It was a long, challenging task for this first-time author. What started years ago as an idea got intense over the past five months as a professional editor and publisher came on board.
Several friends and colleagues, including poet Gary Lawless and producer Cindy Meehl, weighed in on the manuscript. It became necessary to amend personal favorites and suspend my ego as entire passages were cut.
You’d think with a library of 20,000 images, I could come up with a good cover shot. Not so. I hired a professional photographer.
When it came to revisions, I’m old fashioned. The most effective way to edit was by scrutinizing actual printed pages, not illuminated word documents on a laptop. Thus, at least seven versions of the 300-page manuscript were lugged out of my local copy center. Recycling bins got heavy, I’ll tell ya.

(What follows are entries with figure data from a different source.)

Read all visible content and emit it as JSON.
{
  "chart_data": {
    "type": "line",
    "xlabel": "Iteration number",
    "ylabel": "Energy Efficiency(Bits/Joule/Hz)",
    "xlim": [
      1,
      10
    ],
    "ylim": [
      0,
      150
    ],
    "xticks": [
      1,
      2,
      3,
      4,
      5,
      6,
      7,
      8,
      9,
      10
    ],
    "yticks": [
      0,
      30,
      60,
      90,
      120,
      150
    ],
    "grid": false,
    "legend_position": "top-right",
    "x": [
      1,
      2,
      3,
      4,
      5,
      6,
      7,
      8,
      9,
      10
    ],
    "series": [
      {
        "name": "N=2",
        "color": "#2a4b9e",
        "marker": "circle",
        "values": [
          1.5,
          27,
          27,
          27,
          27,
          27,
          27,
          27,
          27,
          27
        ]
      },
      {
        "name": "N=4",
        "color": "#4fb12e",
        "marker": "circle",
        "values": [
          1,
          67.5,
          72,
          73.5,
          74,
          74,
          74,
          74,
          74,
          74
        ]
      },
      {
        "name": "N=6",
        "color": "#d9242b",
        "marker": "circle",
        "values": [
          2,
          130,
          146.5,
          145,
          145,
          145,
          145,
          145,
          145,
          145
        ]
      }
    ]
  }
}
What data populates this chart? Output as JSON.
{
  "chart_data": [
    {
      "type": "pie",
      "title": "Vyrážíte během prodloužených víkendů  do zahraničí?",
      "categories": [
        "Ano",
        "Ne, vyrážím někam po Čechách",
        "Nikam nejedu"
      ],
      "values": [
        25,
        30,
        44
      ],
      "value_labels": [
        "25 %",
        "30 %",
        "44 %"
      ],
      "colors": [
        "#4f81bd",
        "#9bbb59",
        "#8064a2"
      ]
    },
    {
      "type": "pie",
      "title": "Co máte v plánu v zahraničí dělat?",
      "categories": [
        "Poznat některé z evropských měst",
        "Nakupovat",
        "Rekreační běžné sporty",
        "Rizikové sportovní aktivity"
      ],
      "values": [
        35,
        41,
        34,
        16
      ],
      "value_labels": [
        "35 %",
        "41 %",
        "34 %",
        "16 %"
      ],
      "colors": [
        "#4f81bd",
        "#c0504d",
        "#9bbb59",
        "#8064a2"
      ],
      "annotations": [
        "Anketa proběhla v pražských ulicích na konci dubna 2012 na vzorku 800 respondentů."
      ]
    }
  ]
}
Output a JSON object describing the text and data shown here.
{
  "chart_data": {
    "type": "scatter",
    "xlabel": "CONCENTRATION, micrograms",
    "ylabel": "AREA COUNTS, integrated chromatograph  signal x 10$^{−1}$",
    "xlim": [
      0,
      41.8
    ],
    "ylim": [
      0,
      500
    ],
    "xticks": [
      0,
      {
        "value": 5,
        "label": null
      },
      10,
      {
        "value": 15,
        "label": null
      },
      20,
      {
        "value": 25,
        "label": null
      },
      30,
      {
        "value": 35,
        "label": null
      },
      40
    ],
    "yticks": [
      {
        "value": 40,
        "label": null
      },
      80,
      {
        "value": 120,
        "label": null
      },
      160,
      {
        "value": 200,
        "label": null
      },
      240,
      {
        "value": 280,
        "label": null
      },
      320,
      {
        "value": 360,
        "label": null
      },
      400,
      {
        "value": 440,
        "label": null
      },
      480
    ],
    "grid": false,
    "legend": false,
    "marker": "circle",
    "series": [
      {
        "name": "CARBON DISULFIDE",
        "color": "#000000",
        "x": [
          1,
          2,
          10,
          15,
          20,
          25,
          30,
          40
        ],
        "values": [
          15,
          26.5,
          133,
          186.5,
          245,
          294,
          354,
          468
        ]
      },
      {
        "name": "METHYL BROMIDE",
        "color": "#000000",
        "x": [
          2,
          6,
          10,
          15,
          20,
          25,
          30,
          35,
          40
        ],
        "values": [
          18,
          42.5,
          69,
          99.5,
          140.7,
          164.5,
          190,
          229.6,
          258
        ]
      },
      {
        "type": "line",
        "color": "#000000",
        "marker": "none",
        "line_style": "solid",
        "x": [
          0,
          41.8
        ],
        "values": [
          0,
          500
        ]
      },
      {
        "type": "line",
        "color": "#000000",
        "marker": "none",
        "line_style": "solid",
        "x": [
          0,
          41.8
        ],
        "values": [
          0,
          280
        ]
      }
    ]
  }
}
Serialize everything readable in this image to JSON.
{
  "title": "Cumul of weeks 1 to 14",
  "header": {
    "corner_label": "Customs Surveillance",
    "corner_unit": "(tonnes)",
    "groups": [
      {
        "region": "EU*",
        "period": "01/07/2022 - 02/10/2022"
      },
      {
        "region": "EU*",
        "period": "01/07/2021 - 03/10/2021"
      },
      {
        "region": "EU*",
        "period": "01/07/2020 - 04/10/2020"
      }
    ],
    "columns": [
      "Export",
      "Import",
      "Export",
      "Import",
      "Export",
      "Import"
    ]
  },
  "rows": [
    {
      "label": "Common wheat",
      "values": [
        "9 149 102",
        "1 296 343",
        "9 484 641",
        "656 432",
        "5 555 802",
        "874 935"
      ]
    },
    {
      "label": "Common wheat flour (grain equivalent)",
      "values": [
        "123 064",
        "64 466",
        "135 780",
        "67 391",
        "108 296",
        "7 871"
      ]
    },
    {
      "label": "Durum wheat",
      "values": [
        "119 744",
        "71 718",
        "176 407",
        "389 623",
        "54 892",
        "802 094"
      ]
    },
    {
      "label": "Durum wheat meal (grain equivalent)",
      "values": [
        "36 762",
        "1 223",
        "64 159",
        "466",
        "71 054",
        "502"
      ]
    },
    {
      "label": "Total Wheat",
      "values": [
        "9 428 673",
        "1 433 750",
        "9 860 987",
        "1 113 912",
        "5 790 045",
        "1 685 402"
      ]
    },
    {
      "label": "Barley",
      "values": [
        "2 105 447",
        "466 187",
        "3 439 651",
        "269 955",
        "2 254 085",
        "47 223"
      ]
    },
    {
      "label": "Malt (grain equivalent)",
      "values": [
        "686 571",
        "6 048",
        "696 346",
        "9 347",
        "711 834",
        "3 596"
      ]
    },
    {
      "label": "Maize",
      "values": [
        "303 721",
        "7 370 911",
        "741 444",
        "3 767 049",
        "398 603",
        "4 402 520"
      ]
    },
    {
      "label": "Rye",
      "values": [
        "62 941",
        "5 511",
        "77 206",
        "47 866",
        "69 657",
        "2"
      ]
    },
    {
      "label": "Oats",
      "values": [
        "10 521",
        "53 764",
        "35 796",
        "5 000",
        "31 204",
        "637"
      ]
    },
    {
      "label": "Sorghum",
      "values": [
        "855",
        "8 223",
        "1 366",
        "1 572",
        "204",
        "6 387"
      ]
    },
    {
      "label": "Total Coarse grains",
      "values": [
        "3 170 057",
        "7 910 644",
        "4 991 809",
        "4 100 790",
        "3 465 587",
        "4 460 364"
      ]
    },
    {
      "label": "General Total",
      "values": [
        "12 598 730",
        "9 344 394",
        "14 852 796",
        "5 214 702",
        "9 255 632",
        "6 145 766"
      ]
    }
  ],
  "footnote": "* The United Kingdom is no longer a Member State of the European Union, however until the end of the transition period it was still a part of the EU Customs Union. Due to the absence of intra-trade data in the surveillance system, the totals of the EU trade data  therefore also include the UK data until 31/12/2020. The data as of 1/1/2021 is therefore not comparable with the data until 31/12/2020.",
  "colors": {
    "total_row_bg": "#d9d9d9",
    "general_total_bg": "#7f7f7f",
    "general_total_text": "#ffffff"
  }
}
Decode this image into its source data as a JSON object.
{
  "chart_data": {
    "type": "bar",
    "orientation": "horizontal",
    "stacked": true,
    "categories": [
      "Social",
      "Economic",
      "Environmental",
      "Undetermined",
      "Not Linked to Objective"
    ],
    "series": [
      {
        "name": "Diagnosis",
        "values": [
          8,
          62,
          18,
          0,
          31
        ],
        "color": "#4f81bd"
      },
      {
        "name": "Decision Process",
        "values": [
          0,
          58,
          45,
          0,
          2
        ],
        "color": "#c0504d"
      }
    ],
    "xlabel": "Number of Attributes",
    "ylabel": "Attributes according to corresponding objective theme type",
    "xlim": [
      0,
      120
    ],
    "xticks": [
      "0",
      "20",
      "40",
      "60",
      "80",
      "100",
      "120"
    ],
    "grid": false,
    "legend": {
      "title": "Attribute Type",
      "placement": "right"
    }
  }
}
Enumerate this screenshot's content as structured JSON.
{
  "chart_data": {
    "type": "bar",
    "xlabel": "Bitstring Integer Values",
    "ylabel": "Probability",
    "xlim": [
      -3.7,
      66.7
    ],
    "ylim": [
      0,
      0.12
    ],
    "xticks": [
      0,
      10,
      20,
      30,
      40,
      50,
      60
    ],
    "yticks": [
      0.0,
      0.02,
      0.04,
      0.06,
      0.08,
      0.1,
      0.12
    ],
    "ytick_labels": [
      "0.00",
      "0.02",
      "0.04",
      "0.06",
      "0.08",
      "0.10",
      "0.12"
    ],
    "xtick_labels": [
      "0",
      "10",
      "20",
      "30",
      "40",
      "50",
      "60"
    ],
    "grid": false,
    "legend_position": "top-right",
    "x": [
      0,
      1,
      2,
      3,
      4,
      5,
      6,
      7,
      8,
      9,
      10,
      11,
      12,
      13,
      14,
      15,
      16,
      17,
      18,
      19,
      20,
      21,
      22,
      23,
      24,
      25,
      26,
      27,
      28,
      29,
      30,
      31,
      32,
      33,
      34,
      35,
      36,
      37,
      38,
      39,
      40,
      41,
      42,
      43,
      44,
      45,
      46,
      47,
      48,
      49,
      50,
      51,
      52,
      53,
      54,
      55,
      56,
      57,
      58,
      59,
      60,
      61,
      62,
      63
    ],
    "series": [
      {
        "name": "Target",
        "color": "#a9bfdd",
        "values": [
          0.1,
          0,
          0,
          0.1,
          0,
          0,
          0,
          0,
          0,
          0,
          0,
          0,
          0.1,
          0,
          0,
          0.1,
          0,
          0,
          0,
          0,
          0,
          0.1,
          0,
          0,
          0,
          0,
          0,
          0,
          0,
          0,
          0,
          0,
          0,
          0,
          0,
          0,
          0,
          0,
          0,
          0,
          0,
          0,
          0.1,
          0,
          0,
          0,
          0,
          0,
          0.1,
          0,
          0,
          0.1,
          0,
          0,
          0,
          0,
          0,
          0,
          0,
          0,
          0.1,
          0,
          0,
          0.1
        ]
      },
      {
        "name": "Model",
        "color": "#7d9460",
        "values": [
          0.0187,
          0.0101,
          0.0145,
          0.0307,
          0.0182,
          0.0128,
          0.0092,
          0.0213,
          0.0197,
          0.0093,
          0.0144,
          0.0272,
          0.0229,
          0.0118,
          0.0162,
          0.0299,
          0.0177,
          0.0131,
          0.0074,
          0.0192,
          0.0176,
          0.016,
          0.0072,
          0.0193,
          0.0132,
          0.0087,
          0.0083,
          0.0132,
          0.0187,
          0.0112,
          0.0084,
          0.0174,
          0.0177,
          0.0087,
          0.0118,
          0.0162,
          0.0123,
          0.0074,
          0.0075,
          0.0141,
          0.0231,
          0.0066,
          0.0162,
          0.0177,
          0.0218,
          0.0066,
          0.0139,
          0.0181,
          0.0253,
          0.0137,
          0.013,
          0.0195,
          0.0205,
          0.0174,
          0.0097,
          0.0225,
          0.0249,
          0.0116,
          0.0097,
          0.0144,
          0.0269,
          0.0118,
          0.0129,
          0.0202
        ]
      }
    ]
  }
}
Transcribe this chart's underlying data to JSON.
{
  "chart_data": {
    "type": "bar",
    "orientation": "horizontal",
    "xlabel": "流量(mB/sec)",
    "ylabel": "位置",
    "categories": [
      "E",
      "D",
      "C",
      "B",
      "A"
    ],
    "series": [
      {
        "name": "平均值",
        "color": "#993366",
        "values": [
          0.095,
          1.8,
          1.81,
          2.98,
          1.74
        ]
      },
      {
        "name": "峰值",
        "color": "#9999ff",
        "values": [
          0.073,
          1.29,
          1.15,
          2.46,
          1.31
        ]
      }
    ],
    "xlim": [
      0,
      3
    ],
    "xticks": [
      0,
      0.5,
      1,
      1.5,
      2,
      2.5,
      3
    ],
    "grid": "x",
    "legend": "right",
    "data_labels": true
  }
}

After proofreading the manuscript scads of times, you’d think it would be free of typographical errors and issues of flow. Not so. Think of the manuscript as a car I was trying to buff and polish. I’d take a break, make myself a cup of tea, and come back to find a dust storm had mysteriously wreaked new havoc. Arghhhh!
And if I was driving that manuscript-car, it was something that started out running clean and smelling great. But by the time I sent final approval to the publisher last week, I wanted to trade it in.
A Rider’s Reader, exploring horse sense, science and sentiment will be available May 1.